Department of Computer Science and Engineering, University of Connecticut, Storrs, CT 06269, USA.
Bioinformatics. 2010 Jun 15;26(12):i140-8. doi: 10.1093/bioinformatics/btq198.
Reticulate network is a model for displaying and quantifying the effects of complex reticulate processes on the evolutionary history of species undergoing reticulate evolution. A central computational problem on reticulate networks is: given a set of phylogenetic trees (each for some region of the genomes), reconstruct the most parsimonious reticulate network (called the minimum reticulate network) that combines the topological information contained in the given trees. This problem is well-known to be NP-hard. Thus, existing approaches for this problem either work with only two input trees or make simplifying topological assumptions.
We present novel results on the minimum reticulate network problem. Unlike existing approaches, we address the fully general problem: there is no restriction on the number of trees that are input, and there is no restriction on the form of the allowed reticulate network. We present lower and upper bounds on the minimum number of reticulation events in the minimum reticulate network (and infer an approximately parsimonious reticulate network). A program called PIRN implements these methods, which also outputs a graphical representation of the inferred network. Empirical results on simulated and biological data show that our methods are practical for a wide range of data. More importantly, the lower and upper bounds match for many datasets (especially when the number of trees is small or reticulation level is low), and this allows us to solve the minimum reticulate network problem exactly for these datasets.
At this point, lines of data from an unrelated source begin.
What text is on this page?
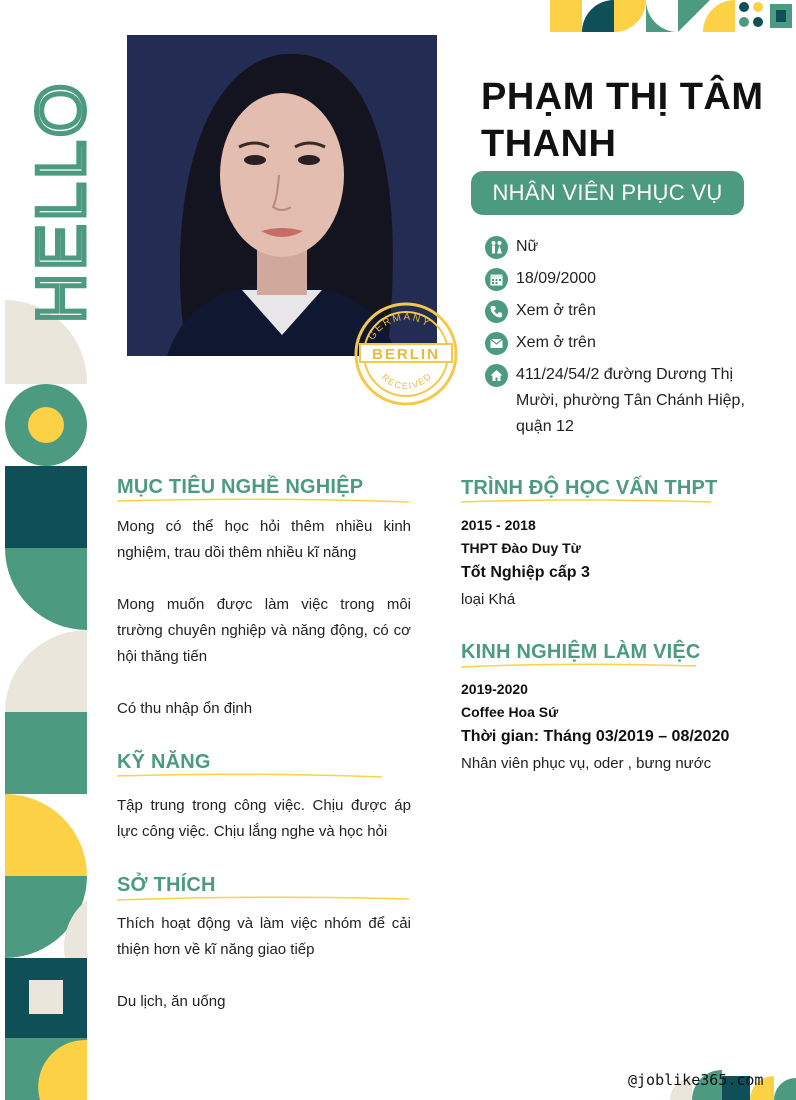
HELLO
GERMANY
BERLIN
RECEIVED
PHẠM THỊ TÂM THANH
NHÂN VIÊN PHỤC VỤ
Nữ
18/09/2000
Xem ở trên
Xem ở trên
411/24/54/2 đường Dương Thị Mười, phường Tân Chánh Hiệp, quận 12
MỤC TIÊU NGHỀ NGHIỆP
Mong có thể học hỏi thêm nhiều kinh nghiệm, trau dồi thêm nhiều kĩ năng
Mong muốn được làm việc trong môi trường chuyên nghiệp và năng động, có cơ hội thăng tiến
Có thu nhập ổn định
KỸ NĂNG
Tập trung trong công việc. Chịu được áp lực công việc. Chịu lắng nghe và học hỏi
SỞ THÍCH
Thích hoạt động và làm việc nhóm để cải thiện hơn về kĩ năng giao tiếp
Du lịch, ăn uống
TRÌNH ĐỘ HỌC VẤN THPT
2015 - 2018
THPT Đào Duy Từ
Tốt Nghiệp cấp 3
loại Khá
KINH NGHIỆM LÀM VIỆC
2019-2020
Coffee Hoa Sứ
Thời gian: Tháng 03/2019 – 08/2020
Nhân viên phục vụ, oder , bưng nước
@joblike365.com
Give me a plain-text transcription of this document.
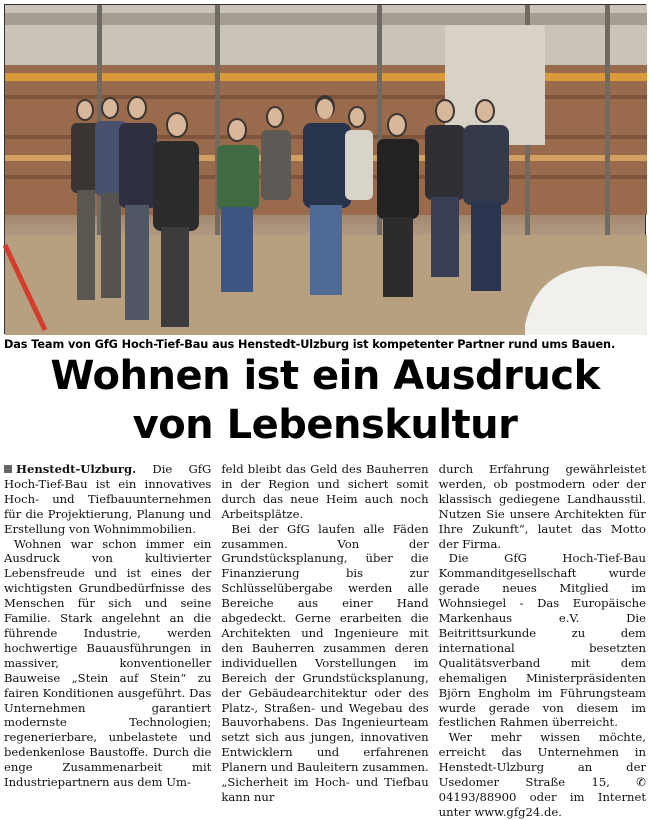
Das Team von GfG Hoch-Tief-Bau aus Henstedt-Ulzburg ist kompetenter Partner rund ums Bauen.
Wohnen ist ein Ausdruck
von Lebenskultur

Henstedt-Ulzburg. Die GfG Hoch-Tief-Bau ist ein innovatives Hoch- und Tiefbauunternehmen für die Projektierung, Planung und Erstellung von Wohnimmobilien.

Wohnen war schon immer ein Ausdruck von kultivierter Lebensfreude und ist eines der wichtigsten Grundbedürfnisse des Menschen für sich und seine Familie. Stark angelehnt an die führende Industrie, werden hochwertige Bauausführungen in massiver, konventioneller Bauweise „Stein auf Stein“ zu fairen Konditionen ausgeführt. Das Unternehmen garantiert modernste Technologien; regenerierbare, unbelastete und bedenkenlose Baustoffe. Durch die enge Zusammenarbeit mit Industriepartnern aus dem Um-

feld bleibt das Geld des Bauherren in der Region und sichert somit durch das neue Heim auch noch Arbeitsplätze.

Bei der GfG laufen alle Fäden zusammen. Von der Grundstücksplanung, über die Finanzierung bis zur Schlüsselübergabe werden alle Bereiche aus einer Hand abgedeckt. Gerne erarbeiten die Architekten und Ingenieure mit den Bauherren zusammen deren individuellen Vorstellungen im Bereich der Grundstücksplanung, der Gebäudearchitektur oder des Platz-, Straßen- und Wegebau des Bauvorhabens. Das Ingenieurteam setzt sich aus jungen, innovativen Entwicklern und erfahrenen Planern und Bauleitern zusammen. „Sicherheit im Hoch- und Tiefbau kann nur

durch Erfahrung gewährleistet werden, ob postmodern oder der klassisch gediegene Landhausstil. Nutzen Sie unsere Architekten für Ihre Zukunft“, lautet das Motto der Firma.

Die GfG Hoch-Tief-Bau Kommanditgesellschaft wurde gerade neues Mitglied im Wohnsiegel - Das Europäische Markenhaus e.V. Die Beitrittsurkunde zu dem international besetzten Qualitätsverband mit dem ehemaligen Ministerpräsidenten Björn Engholm im Führungsteam wurde gerade von diesem im festlichen Rahmen überreicht.

Wer mehr wissen möchte, erreicht das Unternehmen in Henstedt-Ulzburg an der Usedomer Straße 15, ✆ 04193/88900 oder im Internet unter www.gfg24.de.
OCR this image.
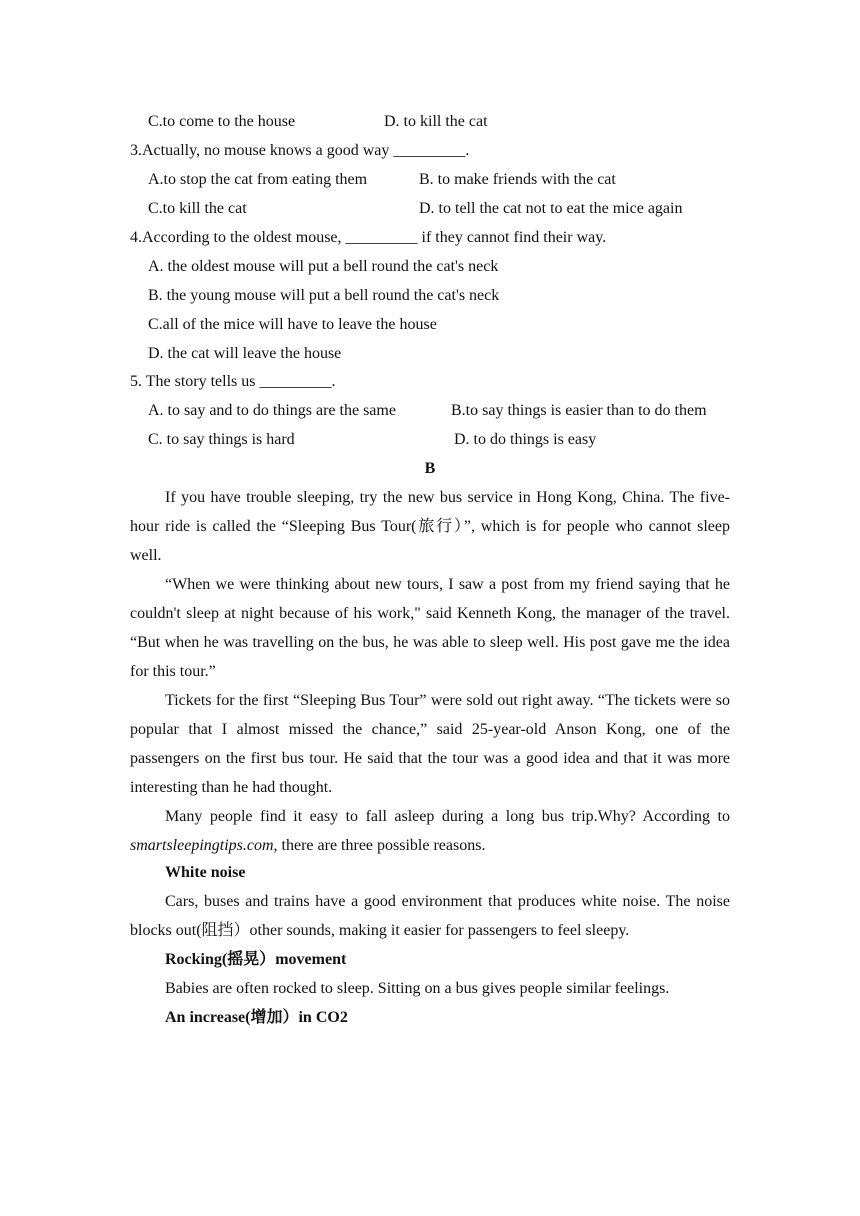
C.to come to the house	D. to kill the cat
3.Actually, no mouse knows a good way _________.
A.to stop the cat from eating them	B. to make friends with the cat
C.to kill the cat	D. to tell the cat not to eat the mice again
4.According to the oldest mouse, _________ if they cannot find their way.
A. the oldest mouse will put a bell round the cat's neck
B. the young mouse will put a bell round the cat's neck
C.all of the mice will have to leave the house
D. the cat will leave the house
5. The story tells us _________.
A. to say and to do things are the same	B.to say things is easier than to do them
C. to say things is hard	D. to do things is easy
B

If you have trouble sleeping, try the new bus service in Hong Kong, China. The five-hour ride is called the “Sleeping Bus Tour(旅行）”, which is for people who cannot sleep well.

“When we were thinking about new tours, I saw a post from my friend saying that he couldn't sleep at night because of his work," said Kenneth Kong, the manager of the travel. “But when he was travelling on the bus, he was able to sleep well. His post gave me the idea for this tour.”

Tickets for the first “Sleeping Bus Tour” were sold out right away. “The tickets were so popular that I almost missed the chance,” said 25-year-old Anson Kong, one of the passengers on the first bus tour. He said that the tour was a good idea and that it was more interesting than he had thought.

Many people find it easy to fall asleep during a long bus trip.Why? According to smartsleepingtips.com, there are three possible reasons.

White noise

Cars, buses and trains have a good environment that produces white noise. The noise blocks out(阻挡）other sounds, making it easier for passengers to feel sleepy.

Rocking(摇晃）movement

Babies are often rocked to sleep. Sitting on a bus gives people similar feelings.

An increase(增加）in CO2
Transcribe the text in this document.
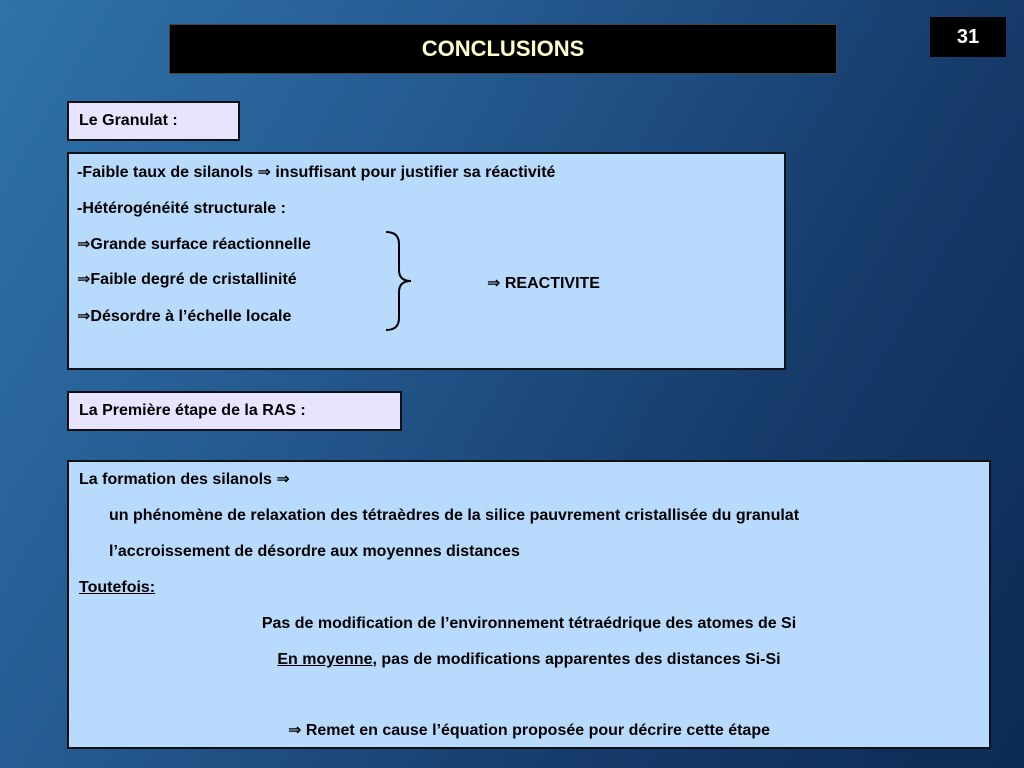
CONCLUSIONS	31
Le Granulat :
-Faible taux de silanols ⇒ insuffisant pour justifier sa réactivité
-Hétérogénéité structurale :
⇒Grande surface réactionnelle
⇒Faible degré de cristallinité
⇒Désordre à l’échelle locale
⇒ REACTIVITE
La Première étape de la RAS :
La formation des silanols ⇒
un phénomène de relaxation des tétraèdres de la silice pauvrement cristallisée du granulat
l’accroissement de désordre aux moyennes distances
Toutefois:
Pas de modification de l’environnement tétraédrique des atomes de Si
En moyenne, pas de modifications apparentes des distances Si-Si
⇒ Remet en cause l’équation proposée pour décrire cette étape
A software tool, PIRN, is available for download from the web page: http://www.engr.uconn.edu/~ywu.
Supplementary data is available at Bioinformatics online.
网状网络是一种用于显示和量化复杂网状过程对经历网状进化的物种进化历史的影响的模型。网状网络上的一个核心计算问题是:给定一组系统发育树(每个树代表基因组的某些区域),重建最简约的网状网络(称为最小网状网络),该网络组合了给定树中包含的拓扑信息。这个问题是众所周知的 NP 难问题。因此,现有的这个问题的方法要么只处理两个输入树,要么做出简化的拓扑假设。
我们提出了最小网状网络问题的新结果。与现有的方法不同,我们解决了完全通用的问题:输入的树的数量没有限制,允许的网状网络的形式也没有限制。我们提出了最小网状网络中最少的网状事件数的下界和上界(并推断出一个近似简约的网状网络)。一个名为 PIRN 的程序实现了这些方法,该程序还输出推断出的网络的图形表示。在模拟和生物数据上的实验结果表明,我们的方法适用于广泛的数据。更重要的是,对于许多数据集,下界和上界都匹配(尤其是当树的数量较少或网状程度较低时),这使我们能够为这些数据集精确地解决最小网状网络问题。
一个名为 PIRN 的软件工具可从网页下载:http://www.engr.uconn.edu/~ywu。
补充数据可在 Bioinformatics 在线获得。